Spitzer Documentation & Tools
MIPS Instrument Handbook

3.2  Large Area Mapping: Scan Mode

3.2.1        Scan Map Mode

The scan map mode is designed to provide efficient mapping of large areas on the sky.  A ramp motion of the scan mirror compensates for continuous telescope scanning motion, freezing the images on the arrays.  The scan map mode avoids having to repoint and stabilize the telescope between exposures.  A schematic representation of this is shown in Figure 3.16.


Redundant images greatly improve the reliability of MIPS data, especially from the germanium arrays (e.g., to help remove cosmic ray effects, or uncertainties in the calibration of highly extended emission in a map).  A single scan pass (or ''leg'') provides multiple redundancy at 24 and 70 micron (Figure 3.17). However, single scan legs provide only single redundancy at 160 micron at the slow and medium scan rates, and only 1/2 coverage at the fast scan rate (Figure 3.18 and Table 3.5).  Redundant coverage at 160 micron, which was strongly recommended, could only be obtained if the observer specified at least two overlapping scan legs; it was strongly encouraged that observers obtain at least 4 images of a 160 micron target if the 160 micron data were important to the science goals.  At 24 micron, another scan map at a later time was needed to identify asteroids; most asteroids at 70 micron should be identifiable by the ratio of their 24 and 70 micron colors.  At all bands, a second map is desirable to remove transient events.


It should be emphasized that the Scan Map AOT does not intrinsically provide any data redundancy at 160 micron at any scan rate.  Those who wish to have high-quality scan data at 160 micron must use data with repeat coverage of the map area, either using sub-array scan leg offsets or repeat visits to the map area.  See the discussion of data redundancy for the 160 micron Photometry AOT, section 3.1.

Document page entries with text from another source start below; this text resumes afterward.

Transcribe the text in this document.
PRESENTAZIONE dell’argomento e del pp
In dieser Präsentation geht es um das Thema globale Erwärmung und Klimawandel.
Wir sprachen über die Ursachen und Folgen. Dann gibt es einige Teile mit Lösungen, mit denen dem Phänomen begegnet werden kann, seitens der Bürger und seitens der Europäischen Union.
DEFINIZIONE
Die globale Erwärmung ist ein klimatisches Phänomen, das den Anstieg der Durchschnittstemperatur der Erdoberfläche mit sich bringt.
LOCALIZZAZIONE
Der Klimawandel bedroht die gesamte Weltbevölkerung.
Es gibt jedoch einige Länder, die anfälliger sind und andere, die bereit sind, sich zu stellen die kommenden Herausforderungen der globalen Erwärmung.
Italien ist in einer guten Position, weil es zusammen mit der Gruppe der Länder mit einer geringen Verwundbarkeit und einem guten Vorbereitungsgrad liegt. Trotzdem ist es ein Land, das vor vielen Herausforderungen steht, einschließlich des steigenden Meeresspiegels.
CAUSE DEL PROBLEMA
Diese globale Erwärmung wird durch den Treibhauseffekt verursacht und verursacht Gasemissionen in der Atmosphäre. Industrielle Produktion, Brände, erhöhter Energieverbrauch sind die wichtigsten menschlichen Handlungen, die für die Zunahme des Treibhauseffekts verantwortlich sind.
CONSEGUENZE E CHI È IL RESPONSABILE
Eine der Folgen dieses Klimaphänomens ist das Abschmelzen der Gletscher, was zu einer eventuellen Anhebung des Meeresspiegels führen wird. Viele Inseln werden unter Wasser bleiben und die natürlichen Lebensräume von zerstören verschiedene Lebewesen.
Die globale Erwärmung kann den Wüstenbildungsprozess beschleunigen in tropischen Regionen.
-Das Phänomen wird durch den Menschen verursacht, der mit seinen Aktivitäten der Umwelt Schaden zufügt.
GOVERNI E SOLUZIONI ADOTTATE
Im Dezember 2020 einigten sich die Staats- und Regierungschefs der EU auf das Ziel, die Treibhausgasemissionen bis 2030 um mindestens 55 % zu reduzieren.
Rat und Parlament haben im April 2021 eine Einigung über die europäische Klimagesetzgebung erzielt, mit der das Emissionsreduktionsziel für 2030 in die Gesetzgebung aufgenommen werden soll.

As a result of the on-orbit realities with the Ge detectors, for full sky coverage at comparable signal-to-noise, it was recommended that observers should step by at most half-array widths (2.5') in the cross-scan direction between scan legs.  If 160 micron data was required, observers were instructed to design their observations to include sufficient redundancy at all locations in space, i.e., step by no more than 2.5' and preferably 2' to avoid the inoperative readout.


Figure 3.16: Schematic representation of synchronization of scan mirror motions, telescope scan, and stimulator flashes.

Figure 3.17: Operation of 24 and 70 micron arrays during scan mapping.  During normal operation, every source is observed ten times in a single pass; during fast scan, each source is observed five times.